I've grappled with this problem before - one of ways to solve it is by using the State monad.
In simple terms, they deal with functions on the form s -> (d, s)
. Intuitively, s
is the type of the state that may change during a computation.
The first thing to note is that s -> Maybe (d, s)
doesn't have the form s -> (d, s)
: the former is a tuple of things, while the latter is a Maybe
, we need a function on the type s -> (Maybe d, s)
, if the function returns None
, the modified function will return the previous state. One possible implementation of this adapter is:
keepFailure :: (s -> Maybe (d, s)) -> (s -> (Maybe d, s))
keepFailure f s = maybe (Nothing, s) (first Just) (f s)
Remember to import Data.Bifunctor
because of the first
function
There's a function that converts from s -> (d, s)
to State s d
called state
, and
runState
to convert it back. Now we implement the function which is will try exhausting the state of all possible values:
stateUnfoldr :: State s (Maybe d) -> State s [d]
stateUnfoldr f = do
mx <- f
case mx of
Just x -> do
xs <- stateUnfoldr f
return $ x:xs
Nothing -> return []
In simple terms, mx <- f
works like "apply f
to the input, update the state, get assign the return value to mx
"
Then, we can piece everything together:
fStateUnfoldr :: (s -> Maybe (d, s)) -> (s -> ([d], s))

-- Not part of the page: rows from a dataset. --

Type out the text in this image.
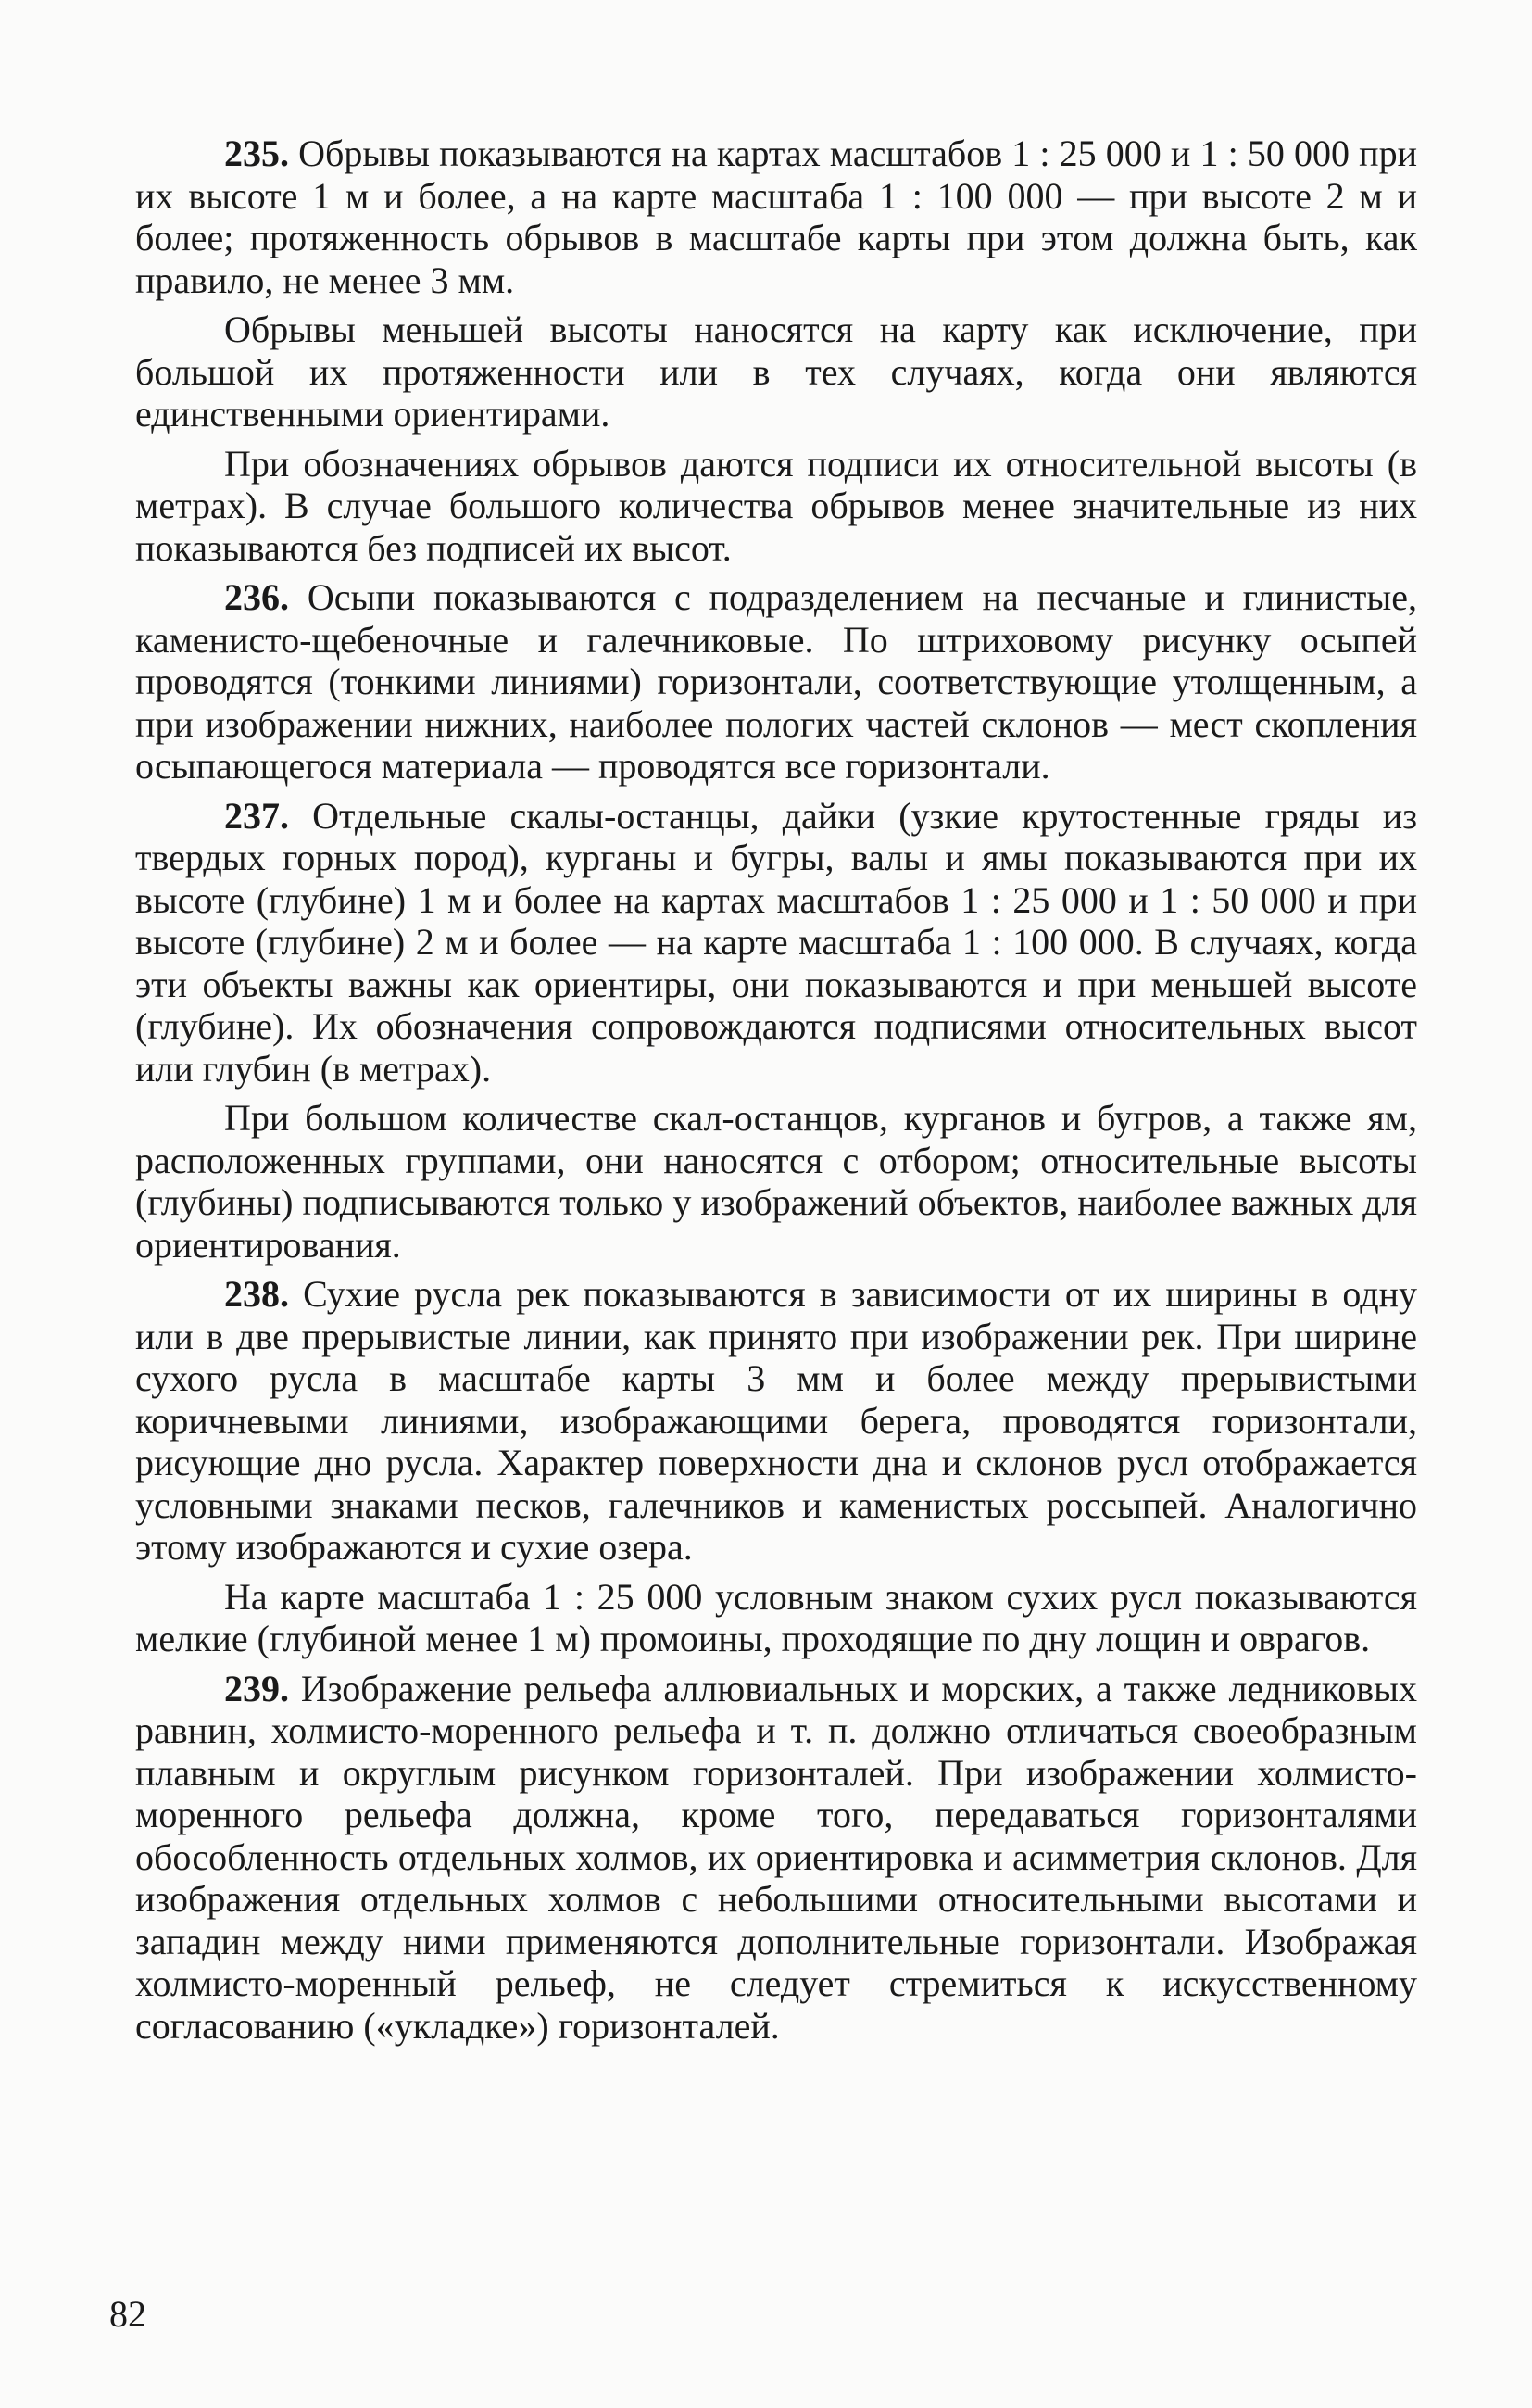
235. Обрывы показываются на картах масштабов 1 : 25 000 и 1 : 50 000 при их высоте 1 м и более, а на карте масштаба 1 : 100 000 — при высоте 2 м и более; протяженность обрывов в масштабе карты при этом должна быть, как правило, не менее 3 мм.

Обрывы меньшей высоты наносятся на карту как исключение, при большой их протяженности или в тех случаях, когда они являются единственными ориентирами.

При обозначениях обрывов даются подписи их относительной высоты (в метрах). В случае большого количества обрывов менее значительные из них показываются без подписей их высот.

236. Осыпи показываются с подразделением на песчаные и глинистые, каменисто-щебеночные и галечниковые. По штриховому рисунку осыпей проводятся (тонкими линиями) горизонтали, соответствующие утолщенным, а при изображении нижних, наиболее пологих частей склонов — мест скопления осыпающегося материала — проводятся все горизонтали.

237. Отдельные скалы-останцы, дайки (узкие крутостенные гряды из твердых горных пород), курганы и бугры, валы и ямы показываются при их высоте (глубине) 1 м и более на картах масштабов 1 : 25 000 и 1 : 50 000 и при высоте (глубине) 2 м и более — на карте масштаба 1 : 100 000. В случаях, когда эти объекты важны как ориентиры, они показываются и при меньшей высоте (глубине). Их обозначения сопровождаются подписями относительных высот или глубин (в метрах).

При большом количестве скал-останцов, курганов и бугров, а также ям, расположенных группами, они наносятся с отбором; относительные высоты (глубины) подписываются только у изображений объектов, наиболее важных для ориентирования.

238. Сухие русла рек показываются в зависимости от их ширины в одну или в две прерывистые линии, как принято при изображении рек. При ширине сухого русла в масштабе карты 3 мм и более между прерывистыми коричневыми линиями, изображающими берега, проводятся горизонтали, рисующие дно русла. Характер поверхности дна и склонов русл отображается условными знаками песков, галечников и каменистых россыпей. Аналогично этому изображаются и сухие озера.

На карте масштаба 1 : 25 000 условным знаком сухих русл показываются мелкие (глубиной менее 1 м) промоины, проходящие по дну лощин и оврагов.

239. Изображение рельефа аллювиальных и морских, а также ледниковых равнин, холмисто-моренного рельефа и т. п. должно отличаться своеобразным плавным и округлым рисунком горизонталей. При изображении холмисто-моренного рельефа должна, кроме того, передаваться горизонталями обособленность отдельных холмов, их ориентировка и асимметрия склонов. Для изображения отдельных холмов с небольшими относительными высотами и западин между ними применяются дополнительные горизонтали. Изображая холмисто-моренный рельеф, не следует стремиться к искусственному согласованию («укладке») горизонталей.

82
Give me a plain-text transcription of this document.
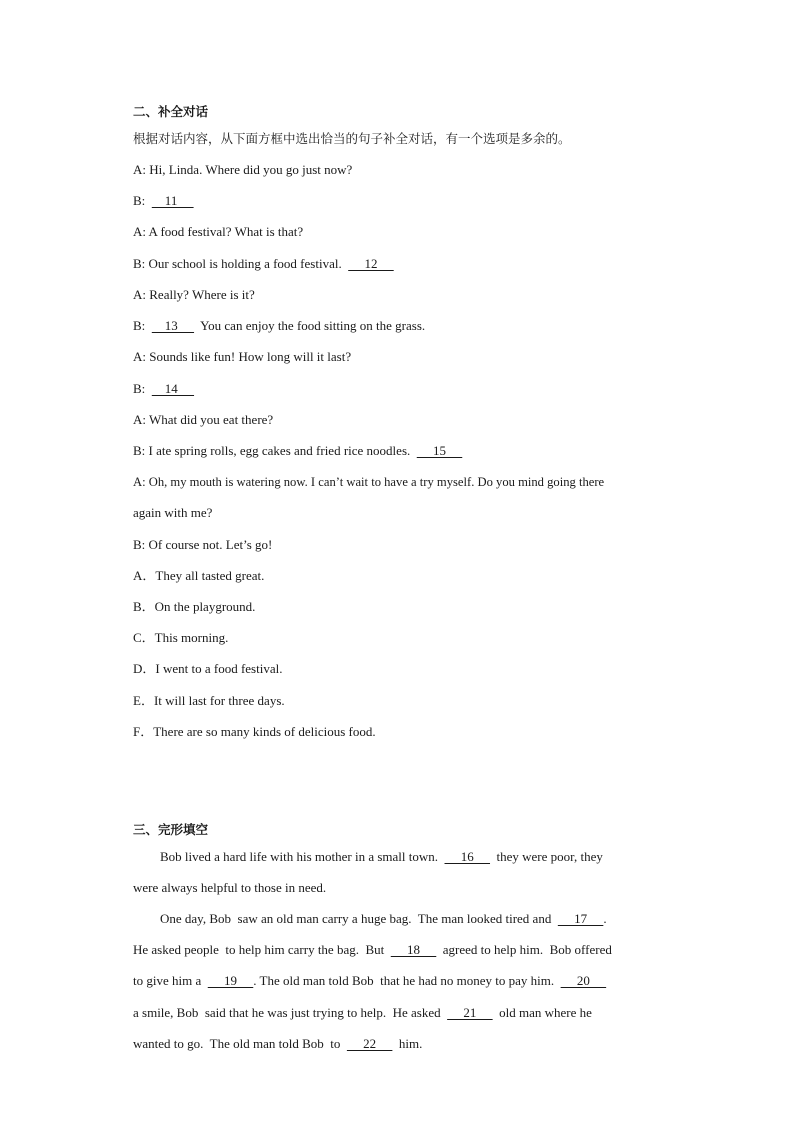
二、补全对话
根据对话内容，从下面方框中选出恰当的句子补全对话，有一个选项是多余的。
A: Hi, Linda. Where did you go just now?
B:      11
A: A food festival? What is that?
B: Our school is holding a food festival.       12
A: Really? Where is it?
B:      13       You can enjoy the food sitting on the grass.
A: Sounds like fun! How long will it last?
B:      14
A: What did you eat there?
B: I ate spring rolls, egg cakes and fried rice noodles.       15
A: Oh, my mouth is watering now. I can’t wait to have a try myself. Do you mind going there
again with me?
B: Of course not. Let’s go!
A．They all tasted great.
B．On the playground.
C．This morning.
D．I went to a food festival.
E．It will last for three days.
F．There are so many kinds of delicious food.
三、完形填空
Bob lived a hard life with his mother in a small town.       16       they were poor, they
were always helpful to those in need.
One day, Bob  saw an old man carry a huge bag.  The man looked tired and       17     .
He asked people  to help him carry the bag.  But       18       agreed to help him.  Bob offered
to give him a       19     . The old man told Bob  that he had no money to pay him.       20
a smile, Bob  said that he was just trying to help.  He asked       21       old man where he
wanted to go.  The old man told Bob  to       22       him.
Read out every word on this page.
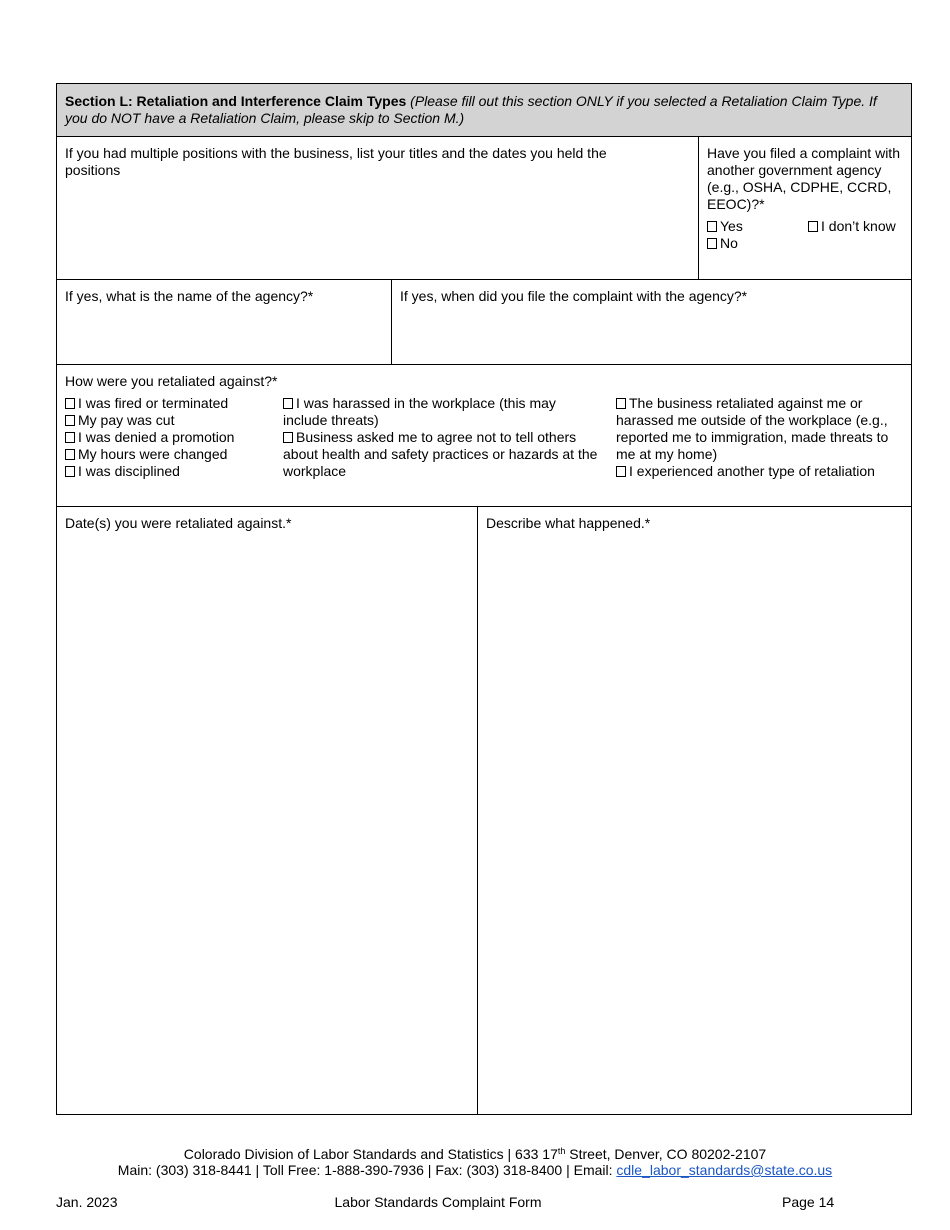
Section L: Retaliation and Interference Claim Types (Please fill out this section ONLY if you selected a Retaliation Claim Type. If you do NOT have a Retaliation Claim, please skip to Section M.)
If you had multiple positions with the business, list your titles and the dates you held the positions
Have you filed a complaint with another government agency (e.g., OSHA, CDPHE, CCRD, EEOC)?*
Yes	I don’t know
No
If yes, what is the name of the agency?*	If yes, when did you file the complaint with the agency?*
How were you retaliated against?*
I was fired or terminated
My pay was cut
I was denied a promotion
My hours were changed
I was disciplined
I was harassed in the workplace (this may include threats)
Business asked me to agree not to tell others about health and safety practices or hazards at the workplace
The business retaliated against me or harassed me outside of the workplace (e.g., reported me to immigration, made threats to me at my home)
I experienced another type of retaliation
Date(s) you were retaliated against.*	Describe what happened.*
Colorado Division of Labor Standards and Statistics | 633 17th Street, Denver, CO 80202-2107
Main: (303) 318-8441 | Toll Free: 1-888-390-7936 | Fax: (303) 318-8400 | Email: cdle_labor_standards@state.co.us
Jan. 2023	Labor Standards Complaint Form	Page 14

fStateUnfoldr f = runState $ stateUnfoldr $ state . keepFailure $ f
Remember to import Control.Monad.State
state . keepFailure
adapts f
into a State s (Maybe d)
Monad, then stateUnfoldr
unfolds to a State s [d]
, then runState
turns it back to a function.
We can also use the execState
or evalState
instead of runState
if you want just the state or just the list.